Opinião

Em Sapé, festa política expõe multidão ao coronavírus

Praça lotada para comemorar os 96 anos de emancipação política de Sapé, no interior da Paraíba, ao som de Ávine Vinny, Douglas Pegador e Mara Pavanelly. A festa ocorreu na terça-feira (30), justo no momento em que uma nova variante do coronavírus volta a preocupar o mundo, com registro de sua incidência, inclusive, no Brasil.

A prefeitura divulgou nota onde afirma que o evento “seguiu todos os protocolos sanitários determinados pelas autoridades de saúde, incluindo o Decreto Estadual 1.907/21, publicado no último dia 20 de novembro, que disciplina a realização de eventos na Paraíba. O município cumpriu  ainda as recomendações do Ministério Público, que acompanhou todo o planejamento, assim como o Corpo de Bombeiros e a Polícia Militar”.

A justificativa para a festa, segundo a Prefeitura de Sapé, está na necessidade de aquecer o comércio e a economia – uma reprodução do discurso que tomou corpo na época das medidas mais restritivas adotadas pelo governo, quando a economia ‘apareceu’ como antagonista da saúde, uma relação que, definitivamente, não procede.  É importante incentivar a retomada dos negócios, em especial os pequenos que sofreram – e ainda sofrem – com a pandemia e a paralisia em boa medida do setor, mas não a qualquer custo.

A proporção do evento, endossado pelo Ministério Público, naturalmente atrairia uma multidão. Como controlar a turba? Como assegurar o uso da máscara, o distanciamento social? Impraticável. Não à toa o secretário de Saúde da Paraíba, Geraldo Medeiros, classificou o evento como “precipitado e indevido”.

A Prefeitura alega ainda que houve dois grandes eventos antes deste sem que fosse registrado aumento nos casos de Covid-19 no município. De acordo com dados do Vacinômetro do governo do estado, 71,5% da população local já receberam dose única e/ou duas doses de vacina, o que corresponde à meta estipulada pelo Organização Mundial da Saúde.

O momento, contudo, é de vigilância em face do recrudescimento da pandemia.
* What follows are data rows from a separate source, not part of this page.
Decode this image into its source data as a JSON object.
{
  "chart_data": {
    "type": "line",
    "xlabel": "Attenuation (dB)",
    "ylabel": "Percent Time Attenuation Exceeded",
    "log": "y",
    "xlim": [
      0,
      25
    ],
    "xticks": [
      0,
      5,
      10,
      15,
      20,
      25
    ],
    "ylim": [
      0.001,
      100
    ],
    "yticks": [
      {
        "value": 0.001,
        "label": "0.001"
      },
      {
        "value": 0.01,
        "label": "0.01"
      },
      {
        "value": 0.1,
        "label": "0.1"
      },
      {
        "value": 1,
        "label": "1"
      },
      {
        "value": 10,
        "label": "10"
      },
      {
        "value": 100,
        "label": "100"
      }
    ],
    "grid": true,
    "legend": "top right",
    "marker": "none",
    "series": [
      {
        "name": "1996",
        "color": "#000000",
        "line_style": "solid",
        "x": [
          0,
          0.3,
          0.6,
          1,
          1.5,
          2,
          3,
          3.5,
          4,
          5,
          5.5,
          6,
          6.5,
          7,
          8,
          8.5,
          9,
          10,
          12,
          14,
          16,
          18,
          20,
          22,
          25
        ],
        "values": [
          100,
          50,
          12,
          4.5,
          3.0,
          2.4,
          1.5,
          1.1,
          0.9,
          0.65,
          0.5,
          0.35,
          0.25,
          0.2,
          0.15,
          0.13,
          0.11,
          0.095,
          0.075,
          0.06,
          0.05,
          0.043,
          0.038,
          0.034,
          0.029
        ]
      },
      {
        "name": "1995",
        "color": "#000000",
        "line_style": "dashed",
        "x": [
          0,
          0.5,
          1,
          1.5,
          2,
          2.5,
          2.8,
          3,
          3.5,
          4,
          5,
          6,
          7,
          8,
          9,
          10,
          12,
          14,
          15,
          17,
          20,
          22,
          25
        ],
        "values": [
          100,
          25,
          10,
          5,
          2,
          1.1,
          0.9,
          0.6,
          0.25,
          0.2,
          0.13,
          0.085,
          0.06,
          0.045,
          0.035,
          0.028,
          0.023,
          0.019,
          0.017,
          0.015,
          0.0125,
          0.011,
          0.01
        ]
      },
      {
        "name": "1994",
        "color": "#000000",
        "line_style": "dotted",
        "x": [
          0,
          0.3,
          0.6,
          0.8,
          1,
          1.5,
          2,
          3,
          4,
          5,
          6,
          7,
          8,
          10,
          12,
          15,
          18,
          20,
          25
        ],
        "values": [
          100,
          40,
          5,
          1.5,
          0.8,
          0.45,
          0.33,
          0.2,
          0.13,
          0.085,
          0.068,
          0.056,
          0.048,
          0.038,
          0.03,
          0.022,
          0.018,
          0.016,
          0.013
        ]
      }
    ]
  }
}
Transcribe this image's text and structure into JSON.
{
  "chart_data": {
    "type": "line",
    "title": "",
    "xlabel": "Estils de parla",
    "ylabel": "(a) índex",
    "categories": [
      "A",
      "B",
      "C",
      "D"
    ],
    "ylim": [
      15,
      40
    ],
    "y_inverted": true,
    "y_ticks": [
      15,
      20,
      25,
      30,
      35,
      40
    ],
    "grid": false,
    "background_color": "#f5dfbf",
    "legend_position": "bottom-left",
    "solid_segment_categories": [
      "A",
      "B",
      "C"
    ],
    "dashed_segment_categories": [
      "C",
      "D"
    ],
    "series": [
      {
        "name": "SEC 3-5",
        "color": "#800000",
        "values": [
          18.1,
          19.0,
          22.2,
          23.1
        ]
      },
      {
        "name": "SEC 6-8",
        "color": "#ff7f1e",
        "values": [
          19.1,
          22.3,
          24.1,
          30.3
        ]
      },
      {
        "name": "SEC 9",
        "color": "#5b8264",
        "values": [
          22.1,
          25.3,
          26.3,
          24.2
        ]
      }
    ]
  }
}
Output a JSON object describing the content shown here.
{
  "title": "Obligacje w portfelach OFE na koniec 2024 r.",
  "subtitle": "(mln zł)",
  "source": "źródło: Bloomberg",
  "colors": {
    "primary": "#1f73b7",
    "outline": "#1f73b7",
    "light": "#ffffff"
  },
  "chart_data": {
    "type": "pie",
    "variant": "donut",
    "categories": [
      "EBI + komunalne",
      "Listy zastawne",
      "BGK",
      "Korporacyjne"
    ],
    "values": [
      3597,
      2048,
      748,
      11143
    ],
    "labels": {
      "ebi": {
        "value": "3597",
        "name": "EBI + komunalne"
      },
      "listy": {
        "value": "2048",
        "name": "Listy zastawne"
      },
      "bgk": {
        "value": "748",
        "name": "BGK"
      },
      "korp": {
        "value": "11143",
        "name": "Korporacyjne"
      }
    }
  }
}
Vacinas salvam vidas, mas não dispensam protocolos básicos de segurança em tempos de guerra. A Europa, por exemplo, já sente os efeitos do “libera geral”, fala em quarta onda da Covid-19 e não afasta a possibilidade de um novo lockdown.

Em Sapé, a festa em grande estilo – com gente amontoada e sem máscara – é um convite ao retrocesso.  As imagens falam por si e trazem um enredo que contraria todo o bom senso. Em tempo: os decretos que autorizam eventos/shows com 100% de lotação a partir de 21 de dezembro também.

Paira no ar um inimigo ainda não controlado. Baixar a guarda agora trará consequências, inclusive de ordem econômica em futuro próximo. Aglomeração é um grande risco, já a precaução não faz mal a ninguém. A palavra de ordem é cautela.  Seguro morreu de velho.